Ariadne auf Naxos was originally intended to be part of Arizona Opera's spring 2020 mainstage productions. After the delay, they brought it back this year for the fall instead, which means that it was at the smaller Herberger Theater instead of at Symphony Hall. The smaller venue felt fitting for this romp of an opera that hits a lighter note than some of the more melodramatic mainstage productions.
For the past several years, I have been diving into the opera having previously known almost nothing about it. I just started watching one, enjoyed it, and kept going. Rather than trying to learn more (other than reading the program and such), I've kept myself as a casual audience-goer. And I like it that way: it proves that you don't have to know the history of the composer or all the cultural nuances of the story to just go to a production and enjoy it. Sometimes you don't even have to know all the details of the plot.
Ariadne auf Naxos can be a slightly complicated storyline to follow: it's an opera within an opera. That is, the characters, after bickering about whether the comedy should go first or the opera, learn that they will have to perform them both simultaneously. So the two groups continue bickering, the opera set about how they have the higher art form and the comedy troupe about how the opera will put everyone to sleep. It becomes a bit of a philosophical debate between the two art forms. High art or pop culture? The arthouse film or the newest superhero movie? The tragedy or the comedy? What makes people cry or what makes them laugh?

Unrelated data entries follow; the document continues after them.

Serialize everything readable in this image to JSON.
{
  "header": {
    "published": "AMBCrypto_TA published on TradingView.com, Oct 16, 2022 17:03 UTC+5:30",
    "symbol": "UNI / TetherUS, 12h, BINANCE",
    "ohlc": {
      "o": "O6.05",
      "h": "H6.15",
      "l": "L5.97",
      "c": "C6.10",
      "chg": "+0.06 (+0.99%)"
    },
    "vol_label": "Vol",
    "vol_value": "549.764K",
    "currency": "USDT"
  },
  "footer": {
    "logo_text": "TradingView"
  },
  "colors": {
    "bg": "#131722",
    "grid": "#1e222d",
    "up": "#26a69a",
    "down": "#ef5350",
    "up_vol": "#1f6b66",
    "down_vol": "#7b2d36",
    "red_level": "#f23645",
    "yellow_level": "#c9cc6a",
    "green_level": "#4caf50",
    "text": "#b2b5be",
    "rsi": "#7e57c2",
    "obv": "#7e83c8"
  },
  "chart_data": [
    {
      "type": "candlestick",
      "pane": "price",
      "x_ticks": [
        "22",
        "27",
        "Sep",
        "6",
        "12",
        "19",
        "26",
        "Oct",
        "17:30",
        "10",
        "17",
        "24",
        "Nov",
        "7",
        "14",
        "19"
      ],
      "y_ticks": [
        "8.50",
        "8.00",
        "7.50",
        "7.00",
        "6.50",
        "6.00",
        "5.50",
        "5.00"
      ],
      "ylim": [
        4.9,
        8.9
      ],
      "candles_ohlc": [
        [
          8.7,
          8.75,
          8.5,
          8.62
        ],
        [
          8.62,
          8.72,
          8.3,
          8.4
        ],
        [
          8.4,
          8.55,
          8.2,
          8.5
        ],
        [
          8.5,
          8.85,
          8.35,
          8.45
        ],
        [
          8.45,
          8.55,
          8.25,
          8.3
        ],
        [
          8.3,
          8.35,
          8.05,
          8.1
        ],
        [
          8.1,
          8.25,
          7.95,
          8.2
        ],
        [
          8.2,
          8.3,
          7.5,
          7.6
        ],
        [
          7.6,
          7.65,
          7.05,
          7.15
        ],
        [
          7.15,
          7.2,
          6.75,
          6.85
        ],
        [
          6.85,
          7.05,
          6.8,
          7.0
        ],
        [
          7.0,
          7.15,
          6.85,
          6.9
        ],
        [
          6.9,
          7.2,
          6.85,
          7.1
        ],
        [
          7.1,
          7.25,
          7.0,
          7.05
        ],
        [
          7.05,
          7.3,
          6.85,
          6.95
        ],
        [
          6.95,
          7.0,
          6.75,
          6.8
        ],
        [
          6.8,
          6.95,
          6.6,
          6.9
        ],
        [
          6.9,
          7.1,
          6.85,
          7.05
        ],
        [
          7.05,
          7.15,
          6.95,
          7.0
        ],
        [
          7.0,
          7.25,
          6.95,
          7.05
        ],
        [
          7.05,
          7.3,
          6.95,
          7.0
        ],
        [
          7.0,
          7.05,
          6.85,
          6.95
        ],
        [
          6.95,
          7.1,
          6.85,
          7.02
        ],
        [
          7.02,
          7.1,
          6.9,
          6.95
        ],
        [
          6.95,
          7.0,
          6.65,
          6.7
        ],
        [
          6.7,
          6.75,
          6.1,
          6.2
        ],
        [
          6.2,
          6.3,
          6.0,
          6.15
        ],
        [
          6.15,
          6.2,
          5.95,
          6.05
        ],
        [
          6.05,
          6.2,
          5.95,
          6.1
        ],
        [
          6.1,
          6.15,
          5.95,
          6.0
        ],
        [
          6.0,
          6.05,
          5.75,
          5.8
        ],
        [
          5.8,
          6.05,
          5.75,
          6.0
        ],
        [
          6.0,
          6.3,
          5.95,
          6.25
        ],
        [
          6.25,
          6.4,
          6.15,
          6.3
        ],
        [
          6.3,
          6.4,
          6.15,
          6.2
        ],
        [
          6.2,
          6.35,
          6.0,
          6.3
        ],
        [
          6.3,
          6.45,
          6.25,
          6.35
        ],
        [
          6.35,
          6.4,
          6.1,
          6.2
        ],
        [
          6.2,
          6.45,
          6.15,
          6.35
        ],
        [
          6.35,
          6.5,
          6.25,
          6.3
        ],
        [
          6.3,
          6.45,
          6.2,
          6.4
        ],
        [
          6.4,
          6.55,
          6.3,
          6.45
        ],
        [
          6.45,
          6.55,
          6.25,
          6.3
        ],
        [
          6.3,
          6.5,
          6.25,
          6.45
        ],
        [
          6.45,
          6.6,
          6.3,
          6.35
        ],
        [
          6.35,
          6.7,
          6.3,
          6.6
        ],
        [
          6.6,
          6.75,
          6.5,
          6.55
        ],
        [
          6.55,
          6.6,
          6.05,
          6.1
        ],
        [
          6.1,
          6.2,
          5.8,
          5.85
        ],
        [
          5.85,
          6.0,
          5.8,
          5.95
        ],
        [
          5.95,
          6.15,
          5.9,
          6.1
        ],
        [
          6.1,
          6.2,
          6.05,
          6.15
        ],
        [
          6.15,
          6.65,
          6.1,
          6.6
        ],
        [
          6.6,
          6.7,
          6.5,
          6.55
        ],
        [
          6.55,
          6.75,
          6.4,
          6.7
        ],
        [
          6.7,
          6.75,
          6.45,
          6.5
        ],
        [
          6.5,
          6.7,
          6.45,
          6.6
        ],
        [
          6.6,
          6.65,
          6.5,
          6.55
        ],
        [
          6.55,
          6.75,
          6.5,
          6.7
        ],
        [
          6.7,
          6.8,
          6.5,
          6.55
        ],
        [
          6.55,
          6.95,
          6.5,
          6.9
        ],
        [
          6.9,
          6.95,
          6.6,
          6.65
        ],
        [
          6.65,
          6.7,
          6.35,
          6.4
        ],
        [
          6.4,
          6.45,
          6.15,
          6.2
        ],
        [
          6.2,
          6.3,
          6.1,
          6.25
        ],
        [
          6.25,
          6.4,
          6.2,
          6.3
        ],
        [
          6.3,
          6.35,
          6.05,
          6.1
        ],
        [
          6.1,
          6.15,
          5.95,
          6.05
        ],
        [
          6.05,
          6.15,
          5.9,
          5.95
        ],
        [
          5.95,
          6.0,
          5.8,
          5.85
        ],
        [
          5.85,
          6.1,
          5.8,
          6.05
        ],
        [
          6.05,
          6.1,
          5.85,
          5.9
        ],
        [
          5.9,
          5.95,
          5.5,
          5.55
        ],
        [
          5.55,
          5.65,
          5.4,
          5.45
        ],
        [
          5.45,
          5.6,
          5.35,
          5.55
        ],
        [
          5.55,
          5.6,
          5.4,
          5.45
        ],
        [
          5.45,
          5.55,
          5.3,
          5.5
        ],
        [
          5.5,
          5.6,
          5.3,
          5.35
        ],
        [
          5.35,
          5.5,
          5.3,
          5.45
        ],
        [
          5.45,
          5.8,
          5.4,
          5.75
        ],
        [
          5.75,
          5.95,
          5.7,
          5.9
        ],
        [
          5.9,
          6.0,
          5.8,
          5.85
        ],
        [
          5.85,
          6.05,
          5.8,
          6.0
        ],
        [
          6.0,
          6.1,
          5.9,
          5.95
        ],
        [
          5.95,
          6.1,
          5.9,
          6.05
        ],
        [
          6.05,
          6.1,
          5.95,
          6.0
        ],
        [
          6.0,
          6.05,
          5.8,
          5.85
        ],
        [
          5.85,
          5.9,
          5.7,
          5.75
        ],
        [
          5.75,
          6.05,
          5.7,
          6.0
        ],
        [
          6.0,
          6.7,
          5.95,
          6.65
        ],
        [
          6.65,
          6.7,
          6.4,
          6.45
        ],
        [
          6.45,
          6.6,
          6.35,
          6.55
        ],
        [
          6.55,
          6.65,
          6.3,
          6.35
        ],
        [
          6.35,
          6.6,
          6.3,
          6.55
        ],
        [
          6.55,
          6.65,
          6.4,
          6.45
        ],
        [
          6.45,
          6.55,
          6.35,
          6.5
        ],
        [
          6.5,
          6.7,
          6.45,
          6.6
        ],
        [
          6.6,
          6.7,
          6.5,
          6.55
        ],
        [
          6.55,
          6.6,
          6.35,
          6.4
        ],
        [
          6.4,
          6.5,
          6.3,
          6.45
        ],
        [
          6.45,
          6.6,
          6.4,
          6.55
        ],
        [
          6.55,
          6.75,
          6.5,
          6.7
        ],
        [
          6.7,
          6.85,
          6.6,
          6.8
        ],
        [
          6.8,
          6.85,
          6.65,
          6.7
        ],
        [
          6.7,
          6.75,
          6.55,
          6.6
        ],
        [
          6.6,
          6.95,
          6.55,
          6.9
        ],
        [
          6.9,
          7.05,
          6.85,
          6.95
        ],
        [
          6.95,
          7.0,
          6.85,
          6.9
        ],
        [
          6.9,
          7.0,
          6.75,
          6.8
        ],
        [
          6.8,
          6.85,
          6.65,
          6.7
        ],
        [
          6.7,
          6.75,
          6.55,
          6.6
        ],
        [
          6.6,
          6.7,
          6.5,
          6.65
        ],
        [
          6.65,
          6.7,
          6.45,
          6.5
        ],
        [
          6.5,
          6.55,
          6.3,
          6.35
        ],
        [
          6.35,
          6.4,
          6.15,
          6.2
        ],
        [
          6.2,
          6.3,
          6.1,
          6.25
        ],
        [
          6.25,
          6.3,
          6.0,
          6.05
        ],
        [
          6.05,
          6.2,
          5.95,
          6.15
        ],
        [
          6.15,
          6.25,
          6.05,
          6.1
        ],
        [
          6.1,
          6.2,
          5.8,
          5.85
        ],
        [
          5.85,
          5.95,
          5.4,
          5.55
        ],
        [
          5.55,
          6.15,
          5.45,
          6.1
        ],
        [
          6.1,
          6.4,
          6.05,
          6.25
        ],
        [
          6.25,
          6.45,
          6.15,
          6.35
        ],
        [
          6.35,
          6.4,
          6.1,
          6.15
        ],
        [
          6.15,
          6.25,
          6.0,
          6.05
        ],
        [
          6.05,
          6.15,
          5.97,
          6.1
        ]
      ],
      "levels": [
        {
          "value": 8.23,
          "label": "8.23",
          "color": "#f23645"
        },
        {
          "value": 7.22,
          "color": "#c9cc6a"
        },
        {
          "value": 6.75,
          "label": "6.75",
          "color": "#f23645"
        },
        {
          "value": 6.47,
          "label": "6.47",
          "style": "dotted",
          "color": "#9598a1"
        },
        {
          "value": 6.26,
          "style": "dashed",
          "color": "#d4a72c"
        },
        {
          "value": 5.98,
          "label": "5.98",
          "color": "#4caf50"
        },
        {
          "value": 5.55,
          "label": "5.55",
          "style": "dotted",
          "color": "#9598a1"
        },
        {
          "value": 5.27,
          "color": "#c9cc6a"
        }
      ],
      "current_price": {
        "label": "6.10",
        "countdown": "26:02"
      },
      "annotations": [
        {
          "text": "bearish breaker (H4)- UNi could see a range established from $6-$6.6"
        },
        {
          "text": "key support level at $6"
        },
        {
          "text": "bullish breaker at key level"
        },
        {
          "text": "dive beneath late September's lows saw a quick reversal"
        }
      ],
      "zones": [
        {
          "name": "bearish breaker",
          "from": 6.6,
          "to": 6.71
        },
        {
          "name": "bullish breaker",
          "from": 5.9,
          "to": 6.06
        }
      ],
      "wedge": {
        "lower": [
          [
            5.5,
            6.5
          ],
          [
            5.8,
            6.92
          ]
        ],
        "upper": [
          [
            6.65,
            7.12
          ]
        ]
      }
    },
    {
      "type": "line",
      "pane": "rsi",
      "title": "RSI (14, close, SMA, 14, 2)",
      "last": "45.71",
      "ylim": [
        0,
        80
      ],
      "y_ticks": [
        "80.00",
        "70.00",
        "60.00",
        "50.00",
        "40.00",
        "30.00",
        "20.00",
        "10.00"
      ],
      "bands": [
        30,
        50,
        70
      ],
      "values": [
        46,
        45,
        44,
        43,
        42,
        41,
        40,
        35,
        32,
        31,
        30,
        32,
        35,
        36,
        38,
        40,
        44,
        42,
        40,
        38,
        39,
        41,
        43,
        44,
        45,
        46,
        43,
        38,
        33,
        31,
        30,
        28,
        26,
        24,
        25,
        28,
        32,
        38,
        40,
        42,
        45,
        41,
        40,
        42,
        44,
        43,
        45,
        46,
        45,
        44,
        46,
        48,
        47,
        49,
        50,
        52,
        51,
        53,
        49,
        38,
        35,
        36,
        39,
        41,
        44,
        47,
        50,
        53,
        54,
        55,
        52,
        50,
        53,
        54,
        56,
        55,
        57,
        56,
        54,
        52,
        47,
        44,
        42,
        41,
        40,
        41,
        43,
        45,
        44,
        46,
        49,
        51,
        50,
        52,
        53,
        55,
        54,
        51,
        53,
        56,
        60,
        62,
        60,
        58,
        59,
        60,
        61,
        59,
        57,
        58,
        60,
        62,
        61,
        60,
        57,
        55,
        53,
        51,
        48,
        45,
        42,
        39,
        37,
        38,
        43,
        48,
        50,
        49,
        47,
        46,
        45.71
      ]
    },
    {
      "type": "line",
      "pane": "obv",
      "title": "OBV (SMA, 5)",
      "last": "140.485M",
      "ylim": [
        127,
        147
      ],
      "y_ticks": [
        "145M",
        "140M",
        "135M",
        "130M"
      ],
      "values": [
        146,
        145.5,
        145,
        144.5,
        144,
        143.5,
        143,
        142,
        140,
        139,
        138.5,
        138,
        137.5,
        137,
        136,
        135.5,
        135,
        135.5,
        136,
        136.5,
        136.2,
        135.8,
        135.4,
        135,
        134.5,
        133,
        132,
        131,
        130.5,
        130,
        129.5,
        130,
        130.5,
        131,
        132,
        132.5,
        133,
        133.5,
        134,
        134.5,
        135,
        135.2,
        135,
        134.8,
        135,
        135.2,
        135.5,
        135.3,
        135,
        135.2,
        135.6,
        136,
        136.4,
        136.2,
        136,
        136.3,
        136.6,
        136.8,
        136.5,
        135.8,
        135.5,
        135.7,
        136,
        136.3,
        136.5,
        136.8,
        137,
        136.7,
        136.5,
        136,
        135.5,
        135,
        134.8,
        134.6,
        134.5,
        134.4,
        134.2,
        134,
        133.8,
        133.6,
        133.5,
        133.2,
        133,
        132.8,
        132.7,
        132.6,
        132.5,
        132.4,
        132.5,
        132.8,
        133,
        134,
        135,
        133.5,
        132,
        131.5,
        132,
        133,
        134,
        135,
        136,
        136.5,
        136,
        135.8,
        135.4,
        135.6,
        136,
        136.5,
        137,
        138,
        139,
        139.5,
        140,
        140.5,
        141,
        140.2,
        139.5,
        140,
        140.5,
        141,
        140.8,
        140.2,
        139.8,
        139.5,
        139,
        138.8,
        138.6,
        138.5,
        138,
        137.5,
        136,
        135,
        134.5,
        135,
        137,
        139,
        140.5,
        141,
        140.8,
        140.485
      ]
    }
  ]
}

Over the course of the production, we as the audience get to see a bit of both. We see comedy to make us laugh and we see sappy drama to stir us. It's actually quite nice, especially for a modern audience who may not be as used to two and a half hours of just sappy drama. The comedy does in fact keep your attention, but not without the benefit of enjoying the sappiness, as well. When the composer is describing his character to Zerbinetta of the comedy troupe, Zerbinetta suggests a simpler, more lighthearted approach--but he insists that "and then she succumbs to death," reveling in the drama of it. I can relate to that. Just put on Bright Star for me and I'll go on and on about the beautiful tragedy of John Keats. Ah, there's nothing like melodrama.
But there does come a point when we have to say that we ourselves are not John Keats tragically dying at a young age at the beginning of his poignant poetic career. So we do need a bit of Zerbinetta to pull us out of our melancholy, to make us smile and laugh and move forward instead of becoming stagnant. Tragedy happens and it's sad--but only by moving forward do we continue to live. The timing of Ariadne auf Naxos therefore is quite good. Its delay only emphasized the importance of that concept: let's keep on living.